Salta al contenuto principale

La grande Vergogna. Video. Ecco la verità sul nido intitolato ad Anna Ferrante. L'ass. Core non si scusa e non si dimette....

di Giancarlo Falconi
1 minuto

Le promesse dell'assessore alla Pubblica Istruzione del comune di Teramo, Andrea Core.
La testimonianza di una madre che racconta lo stato del nido Pinocchio e di tutte le promesse dell'assessore che censura i giornalisti che fanno le domande con un Primo Cittadino che continua a coprire, a difendere il suo assessore preferito, da ogni errore, ogni impreparazione, ogni moto da gaffeur, tutto a discapito dell'intera Giunta Comunale.
Nel ricordare che Core ha il dovere di rispondere sulla sua attività amministrativa pagata con i soldi pubblici, anche i nostri, vi lasciamo alla testimonianza di Jolanda...https://www.youtube.com/watch?v=dMfbWamZkdI

Commenta

Commenti

Il silenzio di Teramo children è imbarazzante ...

TEMPO AL TEMPO, C'E' DI MEZZO LA BUROCRAZIA....I BIMBI NON MUOIONO SE ANCORA NON ARRIVANO I GIOCHI....L'IMPORTANTE E' CHE CI SIANO LE MAESTRE.

Un vero paroliere il nostro assessore, un maestro di dialettica.

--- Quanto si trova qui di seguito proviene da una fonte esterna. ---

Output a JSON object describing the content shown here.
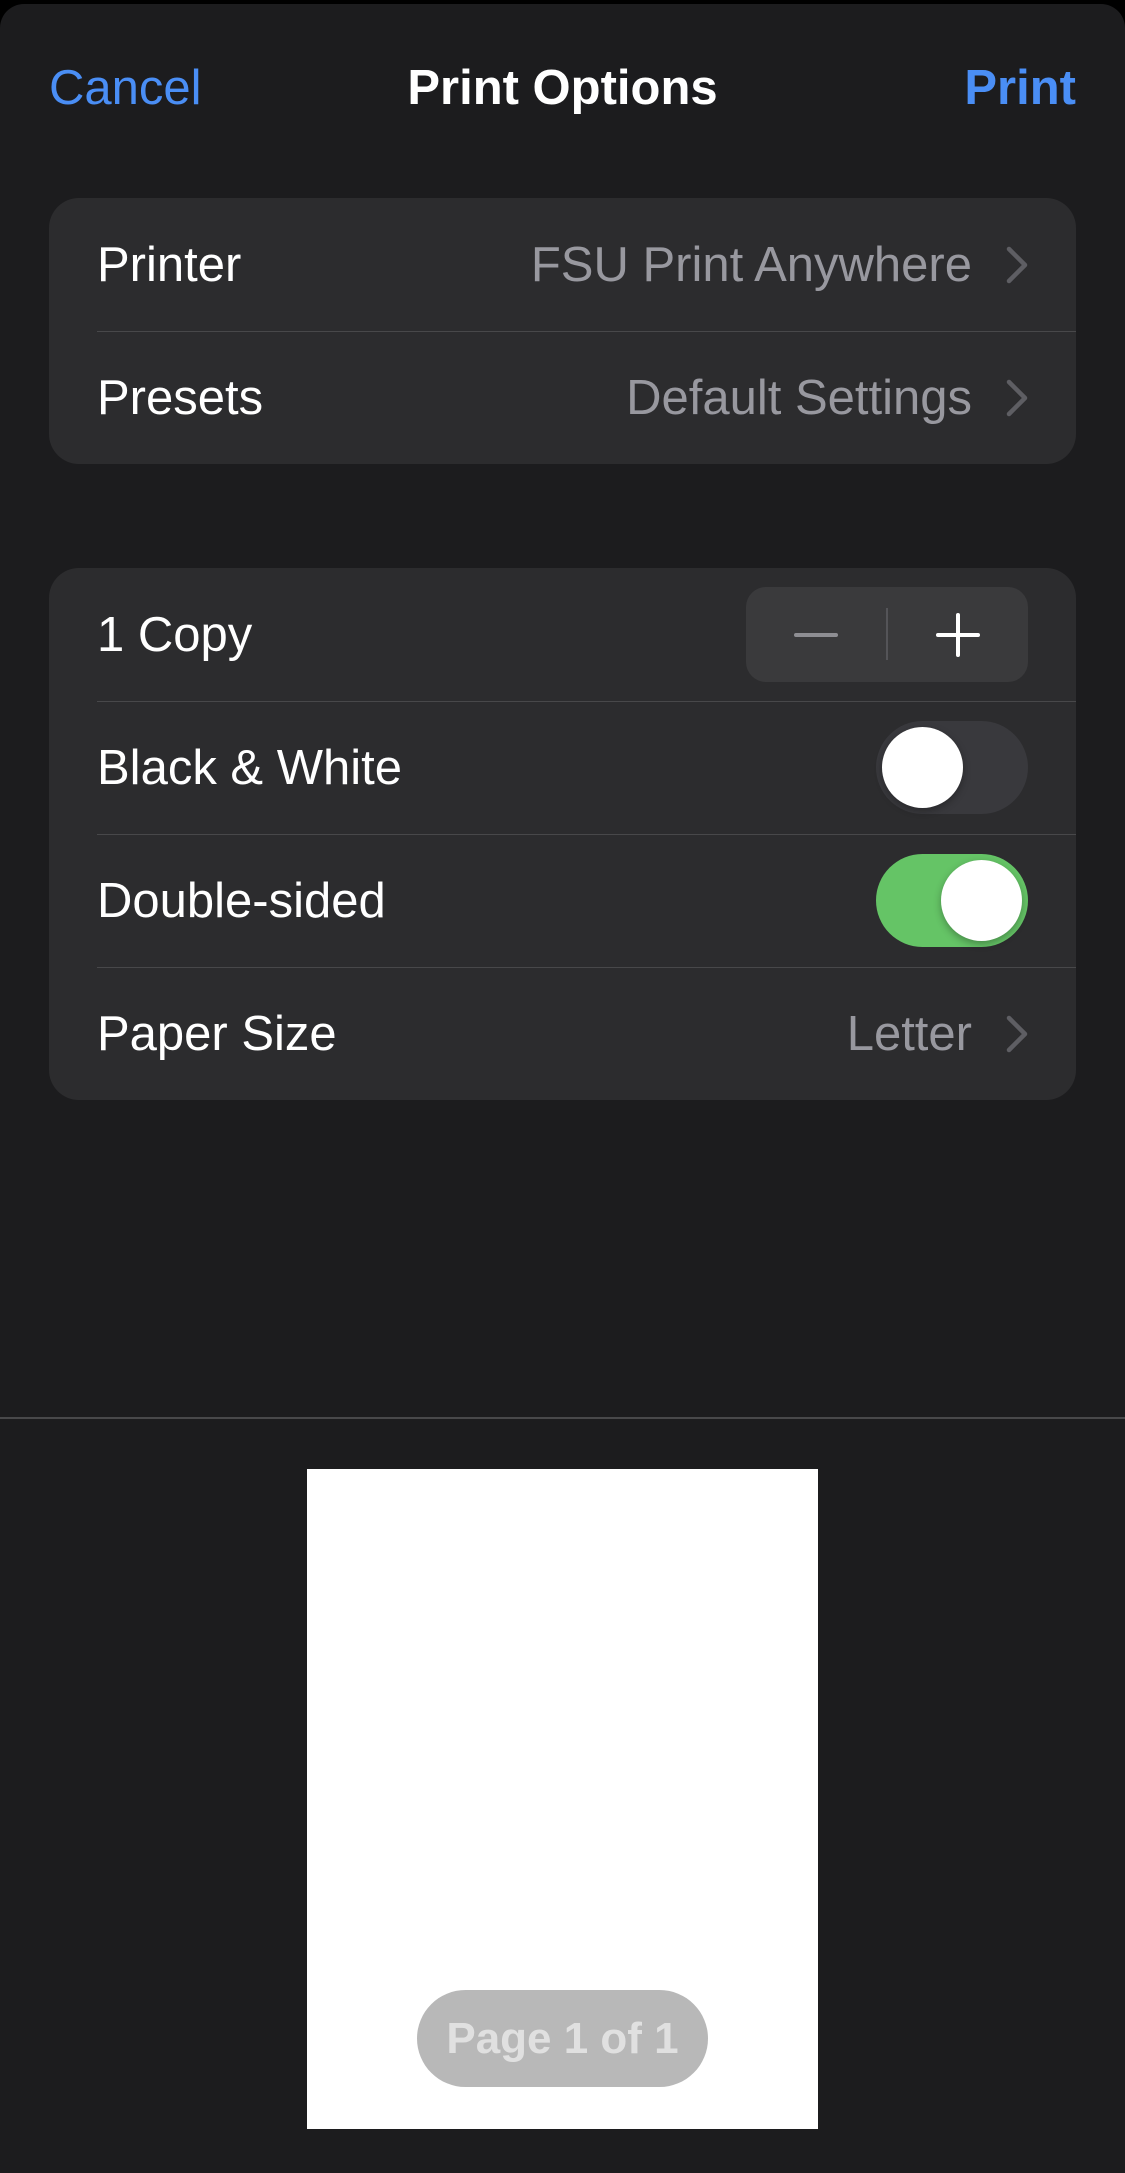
{
  "navbar": {
    "cancel_label": "Cancel",
    "title": "Print Options",
    "print_label": "Print"
  },
  "printer_group": {
    "printer": {
      "label": "Printer",
      "value": "FSU Print Anywhere"
    },
    "presets": {
      "label": "Presets",
      "value": "Default Settings"
    }
  },
  "options_group": {
    "copies": {
      "label": "1 Copy",
      "count": 1
    },
    "black_white": {
      "label": "Black & White",
      "enabled": false
    },
    "double_sided": {
      "label": "Double-sided",
      "enabled": true
    },
    "paper_size": {
      "label": "Paper Size",
      "value": "Letter"
    }
  },
  "preview": {
    "page_indicator": "Page 1 of 1"
  },
  "colors": {
    "accent": "#4a8ef5",
    "toggle_on": "#65c466",
    "background": "#1c1c1e",
    "group_background": "#2c2c2e"
  },
  "icons": {
    "chevron": "chevron-right-icon",
    "minus": "minus-icon",
    "plus": "plus-icon"
  }
}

Ma l'esperienza di vita, caro assessore, che a lei così giovane potrebbe mancare, le assicuro che potrà aiutarla a capire meglio come le cose potrebbero andare a finire, al di là dell'immaginazione iniziale. Questi sono i nostri dubbi (fondati), queste sono le nostre paure... che le cose potrebbero andare a finire così.... maestri di democrazia.
https://m.youtube.com/watch?v=7oWIZmIziBM

Vergogna.. è diventato uno scempio quell'asilo !

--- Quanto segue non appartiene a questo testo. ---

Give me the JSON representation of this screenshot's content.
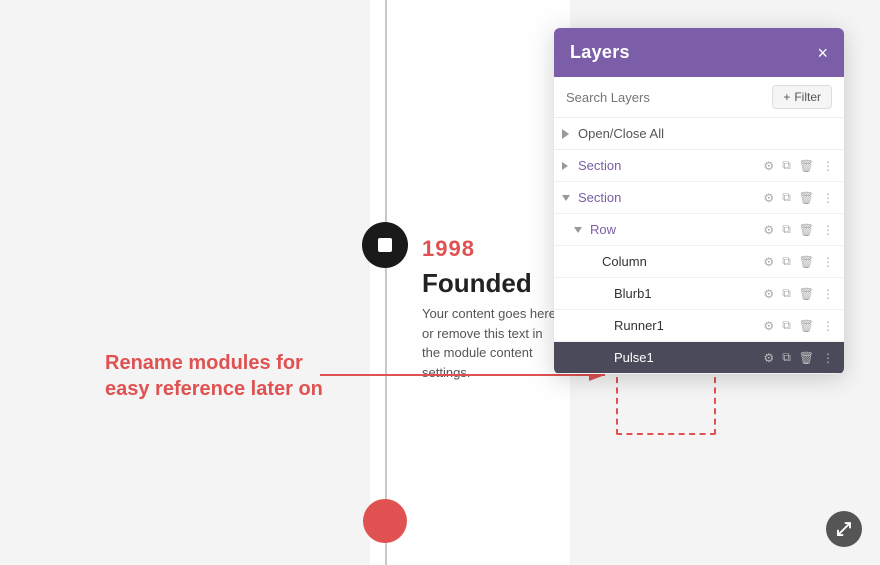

I giocattoli esistenti erano stati portati da noi genitori non erano neanche di proprietà del COMUNE con un po' di intelligenza bastava lasciare i giocattoli esistenti ed avevano risolto il problema purtroppo, manca il Sant'Ascanio.

Dignità cercasi…..

Non mi stupisce che il sindaco difenda l’ass. Core…..il livello, purtroppo, è lo stesso!

A Teramo i bambini non contano, basta farsi un giro nei parchi o sul lungofiume per rendersene conto!
Perciò non sorprendono tali notizie, purtroppo!

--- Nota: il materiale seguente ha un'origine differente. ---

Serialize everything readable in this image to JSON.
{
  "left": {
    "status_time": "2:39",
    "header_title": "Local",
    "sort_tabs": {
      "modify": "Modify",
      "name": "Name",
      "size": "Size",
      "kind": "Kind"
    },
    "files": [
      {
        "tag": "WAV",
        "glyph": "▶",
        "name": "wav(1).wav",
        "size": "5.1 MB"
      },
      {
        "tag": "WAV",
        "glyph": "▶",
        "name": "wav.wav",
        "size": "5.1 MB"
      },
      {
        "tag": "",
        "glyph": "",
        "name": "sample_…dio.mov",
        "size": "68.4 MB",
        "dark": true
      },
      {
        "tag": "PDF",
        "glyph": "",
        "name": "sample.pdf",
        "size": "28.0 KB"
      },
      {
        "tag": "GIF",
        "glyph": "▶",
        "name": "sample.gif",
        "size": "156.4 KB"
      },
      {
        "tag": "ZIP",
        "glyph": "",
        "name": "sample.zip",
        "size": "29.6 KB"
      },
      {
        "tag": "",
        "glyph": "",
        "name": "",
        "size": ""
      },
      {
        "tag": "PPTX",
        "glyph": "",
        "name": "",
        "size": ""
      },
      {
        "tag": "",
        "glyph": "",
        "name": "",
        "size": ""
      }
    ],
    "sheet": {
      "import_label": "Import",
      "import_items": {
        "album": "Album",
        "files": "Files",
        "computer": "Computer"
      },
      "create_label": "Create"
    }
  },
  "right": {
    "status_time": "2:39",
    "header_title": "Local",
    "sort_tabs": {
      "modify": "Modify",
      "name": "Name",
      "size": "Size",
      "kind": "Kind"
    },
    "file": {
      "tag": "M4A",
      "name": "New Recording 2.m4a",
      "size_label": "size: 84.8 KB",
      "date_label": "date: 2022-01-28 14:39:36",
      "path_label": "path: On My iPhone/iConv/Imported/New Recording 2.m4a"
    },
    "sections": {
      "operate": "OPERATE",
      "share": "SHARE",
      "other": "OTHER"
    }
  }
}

occorrono libri e computer, i giocattoli bastano quelli di casa....siamo seri non si muore senza gocattoli.

Vi si respirava un'atmosfera magica, la strepitosa Anna e le bravissime maestre rendevano la vita quotidiana dei privilegiati bimbi che frequentavano il nido un'avventura, una scoperta, un luogo di apprendimento e di esperienze, nel frigorifero ci si poteva specchiare, così come in tutti gli altri ambienti, purtroppo tutto ciò che è bello ha un inizio ed una fine. Che grande, immensa tristezza. Cara Anna, se puoi perdonaci da lassù.